7
In the 1980s, the presence of a “programmer” figured in children’s conversations about computer toys and games. The physical autonomy of robots seems to make the question of their historical determination fall out of the conversation. This is crucial in people’s relating to robots as alive on their own account.
Peter H. Kahn and his colleagues performed a set of experiments that studied how children’s attitudes and, crucially, their behavior differed with AIBOs and stuffed doll dogs. When questioned verbally, children reported opinions about AIBO that were similar to their opinions about a stuffed doll dog. But when you look not at what the children say but at what they do, the picture looks very different. Kahn analyzed 2,360 coded interactions. Most dramatically, children playing with AIBO were far more likely to attempt reciprocal behavior (engaging with the robot and expecting it to engage with them in return) than with the stuffed doll dog (683 to 180 occurrences). In the same spirit, half the children in Kahn’s study said that both AIBO and the stuffed doll dog could hear, but children actually gave more verbal direction to AIBO (fifty-four occurrences) than to the stuffed doll dog (eleven occurrences). In other words, when children talk about the lifelike qualities of their dolls, children don’t believe what they say. They do believe what they say about AIBO.
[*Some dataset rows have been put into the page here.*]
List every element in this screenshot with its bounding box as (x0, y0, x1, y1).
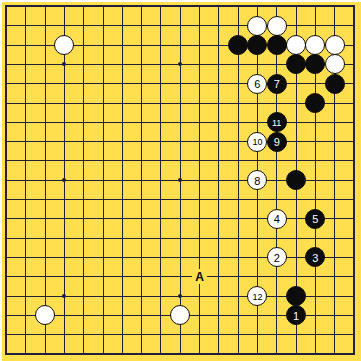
label-point-L5: A (192, 269, 207, 284)
stone-white-P8: 4 (267, 209, 287, 229)
move-number: 8 (254, 175, 260, 186)
move-number: 6 (254, 79, 260, 90)
stone-white-O15: 6 (247, 74, 267, 94)
go-board: 610842127119531A (2, 2, 361, 361)
stone-white-Q17 (286, 35, 306, 55)
stone-white-P6: 2 (267, 247, 287, 267)
stone-black-Q4 (286, 286, 306, 306)
grid-hline (7, 334, 354, 335)
move-number: 4 (274, 214, 280, 225)
grid-vline (238, 7, 239, 354)
move-number: 9 (274, 137, 280, 148)
grid-vline (199, 7, 200, 354)
move-number: 1 (293, 310, 299, 321)
move-number: 11 (272, 118, 281, 127)
grid-hline (7, 276, 354, 277)
stone-black-P17 (267, 35, 287, 55)
move-number: 10 (252, 138, 262, 147)
stone-white-S16 (325, 54, 345, 74)
grid-hline (7, 199, 354, 200)
grid-vline (276, 7, 277, 354)
stone-black-R8: 5 (305, 209, 325, 229)
stone-white-O12: 10 (247, 132, 267, 152)
stone-black-S15 (325, 74, 345, 94)
grid-hline (7, 238, 354, 239)
grid-hline (7, 218, 354, 219)
move-number: 5 (312, 214, 318, 225)
move-number: 12 (252, 292, 262, 301)
move-number: 7 (274, 79, 280, 90)
stone-black-P15: 7 (267, 74, 287, 94)
move-number: 2 (274, 252, 280, 263)
stone-white-P18 (267, 16, 287, 36)
stone-black-P13: 11 (267, 112, 287, 132)
grid-vline (218, 7, 219, 354)
stone-black-P12: 9 (267, 132, 287, 152)
move-number: 3 (312, 252, 318, 263)
grid-hline (7, 257, 354, 258)
stone-white-S17 (325, 35, 345, 55)
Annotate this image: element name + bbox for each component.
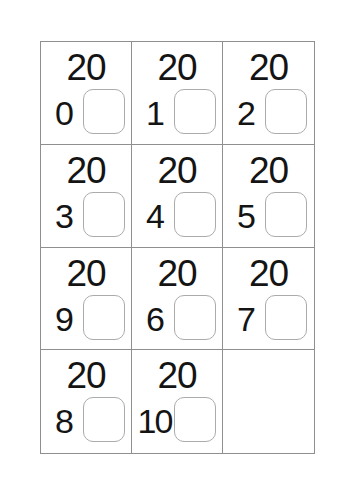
answer-box [83,89,125,134]
flashcard-cell-4: 20 4 [132,145,223,248]
bond-total: 20 [223,255,314,292]
flashcard-cell-1: 20 1 [132,42,223,145]
flashcard-cell-9: 20 8 [41,350,132,453]
bond-addend: 7 [227,302,264,336]
bond-total: 20 [41,152,131,189]
answer-box [265,295,307,340]
flashcard-cell-8: 20 7 [223,248,314,351]
bond-addend: 10 [136,404,173,438]
flashcard-cell-3: 20 3 [41,145,132,248]
bond-total: 20 [132,49,222,86]
bond-addend: 5 [227,199,264,233]
answer-box [174,397,216,442]
empty-cell [223,350,314,453]
bond-total: 20 [132,255,222,292]
answer-box [265,192,307,237]
flashcard-cell-5: 20 5 [223,145,314,248]
answer-box [83,295,125,340]
bond-total: 20 [132,152,222,189]
bond-total: 20 [41,255,131,292]
flashcard-cell-0: 20 0 [41,42,132,145]
flashcard-cell-10: 20 10 [132,350,223,453]
bond-addend: 1 [136,96,173,130]
flashcard-grid: 20 0 20 1 20 2 20 3 20 4 20 5 [40,41,315,454]
bond-addend: 8 [45,404,82,438]
bond-total: 20 [132,357,222,394]
answer-box [265,89,307,134]
answer-box [83,192,125,237]
bond-total: 20 [41,49,131,86]
bond-addend: 9 [45,302,82,336]
flashcard-cell-2: 20 2 [223,42,314,145]
bond-addend: 3 [45,199,82,233]
bond-addend: 0 [45,96,82,130]
flashcard-cell-6: 20 9 [41,248,132,351]
bond-addend: 4 [136,199,173,233]
bond-total: 20 [223,152,314,189]
answer-box [83,397,125,442]
answer-box [174,295,216,340]
answer-box [174,89,216,134]
bond-addend: 2 [227,96,264,130]
worksheet-page: 20 0 20 1 20 2 20 3 20 4 20 5 [0,0,354,500]
bond-addend: 6 [136,302,173,336]
answer-box [174,192,216,237]
bond-total: 20 [41,357,131,394]
bond-total: 20 [223,49,314,86]
flashcard-cell-7: 20 6 [132,248,223,351]
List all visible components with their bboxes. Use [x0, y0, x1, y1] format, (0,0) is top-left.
Similarly, children in Kahn’s study were more likely to take action to “animate” the stuffed doll dog (207 occurrences) while they mostly let AIBO animate itself (20 occurrences). Most tellingly, the children were more likely to mistreat the stuffed doll dog than AIBO (184 to 39 occurrences). Relational artifacts, as I stress here, put children on a moral terrain.
Kahn also found evidence that children see AIBO as the “sort of entity with which they could have a meaningful social (human-animal) relationship.” This expresses what I have called simultaneous vision: children see relational artifacts as both machine and creature. They both know AIBO is an artifact and treat it as a dog. See Peter H. Kahn Jr. et al., “Robotic Pets in the Lives of Preschool Children,”
Interaction Studies: Social Behavior and Communication in Biological and Artificial Systems
7, no. 3 (2006): 405-436.
See also a study by Kahn and his colleagues on how people write about AIBO on the Web: Peter H. Kahn Jr., Batya Friedman, and Jennifer Hagman, “Hardware Companions? What Online AIBO Discussion Forums Reveal About the Human-Robotic Relationship,” in
Proceedings of the Conference on Human Factors in Computing Systems
(New York: ACM Press, 2003), 273-280.